Cogito ergo sum.

'Düşünüyorum, öyleyse varım'.

Fransız Filozof, İlahiyatçı ve Matematikçi Rene Descartes.

Aydınlanmanın öncüsü.

Oldukça basit görünüyor değil mi?

1600'lü yıllarda olsanız görürsünüz basit mi değil mi?

Üzerinizde Ortaçağın karanlığını hissettiniz mi hiç?

Din ve kutsallar ne derse o olur'u.

Düşünemezsin.

Yazamazsın.

Konuşamazsın'ı.

Çünkü sen ya kul'sun, ya serf'sin ya kölesin ya da cariye-köle vs.

Yani sen, sen değilsin.

Sen, bizim sendeki kötü tarafımızsın.

Sen, ancak çalışırsın; verirsek yersin, sonra gelir dua edersin.
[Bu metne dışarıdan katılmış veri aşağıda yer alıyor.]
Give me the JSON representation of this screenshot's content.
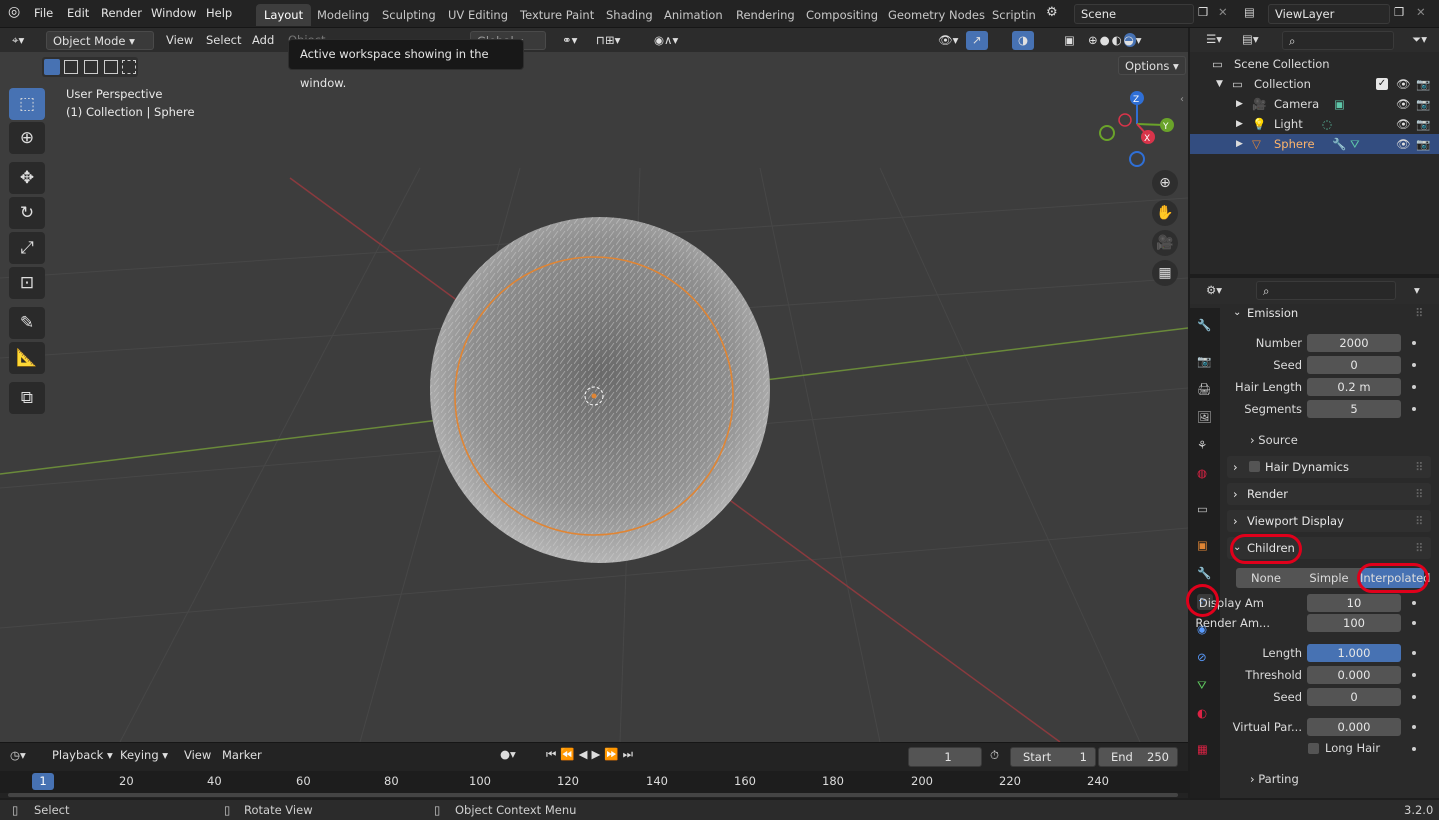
{
  "app": {
    "version": "3.2.0"
  },
  "menu": [
    "File",
    "Edit",
    "Render",
    "Window",
    "Help"
  ],
  "workspaces": [
    {
      "label": "Layout",
      "active": true
    },
    {
      "label": "Modeling"
    },
    {
      "label": "Sculpting"
    },
    {
      "label": "UV Editing"
    },
    {
      "label": "Texture Paint"
    },
    {
      "label": "Shading"
    },
    {
      "label": "Animation"
    },
    {
      "label": "Rendering"
    },
    {
      "label": "Compositing"
    },
    {
      "label": "Geometry Nodes"
    },
    {
      "label": "Scripting"
    }
  ],
  "scene": {
    "name": "Scene"
  },
  "view_layer": {
    "name": "ViewLayer"
  },
  "viewport": {
    "mode": "Object Mode",
    "menus": [
      "View",
      "Select",
      "Add",
      "Object"
    ],
    "orientation": "Global",
    "options_label": "Options",
    "perspective_label": "User Perspective",
    "context_label": "(1) Collection | Sphere",
    "gizmo_axes": [
      "Z",
      "Y",
      "X"
    ]
  },
  "tooltip": {
    "text": "Active workspace showing in the window."
  },
  "outliner": {
    "root": "Scene Collection",
    "collection": "Collection",
    "items": [
      {
        "name": "Camera",
        "selected": false
      },
      {
        "name": "Light",
        "selected": false
      },
      {
        "name": "Sphere",
        "selected": true
      }
    ]
  },
  "properties": {
    "emission": {
      "title": "Emission",
      "fields": [
        {
          "label": "Number",
          "value": "2000"
        },
        {
          "label": "Seed",
          "value": "0"
        },
        {
          "label": "Hair Length",
          "value": "0.2 m"
        },
        {
          "label": "Segments",
          "value": "5"
        }
      ],
      "source_label": "Source"
    },
    "hair_dynamics": {
      "title": "Hair Dynamics"
    },
    "render": {
      "title": "Render"
    },
    "viewport_display": {
      "title": "Viewport Display"
    },
    "children": {
      "title": "Children",
      "modes": [
        "None",
        "Simple",
        "Interpolated"
      ],
      "active_mode": "Interpolated",
      "fields": [
        {
          "label": "Display Am",
          "value": "10"
        },
        {
          "label": "Render Am...",
          "value": "100"
        },
        {
          "label": "Length",
          "value": "1.000",
          "selected": true
        },
        {
          "label": "Threshold",
          "value": "0.000"
        },
        {
          "label": "Seed",
          "value": "0"
        },
        {
          "label": "Virtual Par...",
          "value": "0.000"
        }
      ],
      "long_hair_label": "Long Hair",
      "parting_label": "Parting"
    }
  },
  "timeline": {
    "menus": [
      "Playback",
      "Keying",
      "View",
      "Marker"
    ],
    "current_frame": "1",
    "start_label": "Start",
    "start": "1",
    "end_label": "End",
    "end": "250",
    "ticks": [
      "20",
      "40",
      "60",
      "80",
      "100",
      "120",
      "140",
      "160",
      "180",
      "200",
      "220",
      "240"
    ],
    "marker": "1"
  },
  "status": {
    "select": "Select",
    "rotate": "Rotate View",
    "context_menu": "Object Context Menu"
  },
  "colors": {
    "accent": "#4772b3",
    "selection_outline": "#e08534",
    "highlight_ring": "#e0001b"
  }
}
İşte böyle bir zamanda diyorsun ki, ben insanım yani ben farklı bir varlığım. Farkım, kendisini, 'kendisini düşünen' canlı olarak düşünebilmektir.

Ne oldu zor mu geldi anlamak?

  1. boyut bu işte.

Başkasının yerine, onun gözünden, kendini düşünebilmek yetisi.

Yani, başkasının seninle empati halini düşünülebilmek.

Var olmak bu işte.

E hani senin yerine çağın egemen kutsalları düşünecekti?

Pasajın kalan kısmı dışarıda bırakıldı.